The SCU combines the Special Care Ward and the recently-established Isolation Room with negative-pressure system. On an average 1,600 patients are provided care in the SCU every year, and 81% of them are children under the age of 5 years. The case fatality rate in the SCU, despite the limitations in facilities, is 13.4%, which is quite at par with the best Intensive Care Units in the developed countries, and signifies the professionalism, dedication and commitment of the SCU staff. The provision of quality care is integrated with evidence-based practice, clinical audit, appropriate care management, patient satisfaction, clinical research, and clinical supervision.

Other services

Training:
LSU is one of the unique places at ICDDR,B for receiving training on clinical management of diarrhoeal diseases and severe malnutrition. Currently under fellowship programme 9 Bangladeshi Doctors, 2 nurses receive training in LSU regularly in each year. Moreover, huge number of overseas students opts for their elective training at ICDDR, B Dhaka Hospital and by turn they spent a substantial time in LSU for their learning purpose.

Research:
LSU is a potential place for conducting clinical research on various infectious diseases like diarrhoea, pneumonia and on malnutrition.

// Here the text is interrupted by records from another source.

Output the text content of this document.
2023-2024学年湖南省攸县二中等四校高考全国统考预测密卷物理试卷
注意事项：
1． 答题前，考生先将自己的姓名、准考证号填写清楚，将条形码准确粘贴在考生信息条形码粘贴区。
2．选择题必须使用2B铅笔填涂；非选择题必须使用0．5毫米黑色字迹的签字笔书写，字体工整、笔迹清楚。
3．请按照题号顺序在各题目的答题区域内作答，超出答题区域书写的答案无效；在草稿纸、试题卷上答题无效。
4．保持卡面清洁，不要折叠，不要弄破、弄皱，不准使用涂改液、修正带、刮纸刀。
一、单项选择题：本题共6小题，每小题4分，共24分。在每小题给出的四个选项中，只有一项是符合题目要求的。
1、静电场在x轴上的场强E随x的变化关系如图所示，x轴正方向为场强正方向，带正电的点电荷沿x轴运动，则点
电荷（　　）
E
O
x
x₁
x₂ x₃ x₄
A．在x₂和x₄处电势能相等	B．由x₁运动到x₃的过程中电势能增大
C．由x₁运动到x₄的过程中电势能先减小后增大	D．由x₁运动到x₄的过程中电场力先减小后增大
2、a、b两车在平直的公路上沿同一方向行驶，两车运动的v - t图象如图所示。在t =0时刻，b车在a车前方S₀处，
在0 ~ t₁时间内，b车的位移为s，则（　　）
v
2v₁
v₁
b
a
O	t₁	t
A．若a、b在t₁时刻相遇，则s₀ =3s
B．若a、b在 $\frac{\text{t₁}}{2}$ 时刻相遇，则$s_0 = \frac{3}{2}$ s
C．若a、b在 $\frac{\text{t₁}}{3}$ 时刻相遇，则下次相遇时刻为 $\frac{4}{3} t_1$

Immunization and Family planning:
Health Workers (HW) under the supervision of Health Assistants (HA) detects the children and women of reproductive age from the admitted children of GW and mother’s of the children who are not immunised before for their age and for Tetanus Toxoid vaccination respectively. HA’s also motivate and counsel the parents on birth spacing and provide knowledge on different Family Planning methods.

The Travellers Clinic at ICDDR,B – providing medical services to the expatriate community for over 20 years, including many embassies – was recently renovated and expanded to provide an even better service to our clients.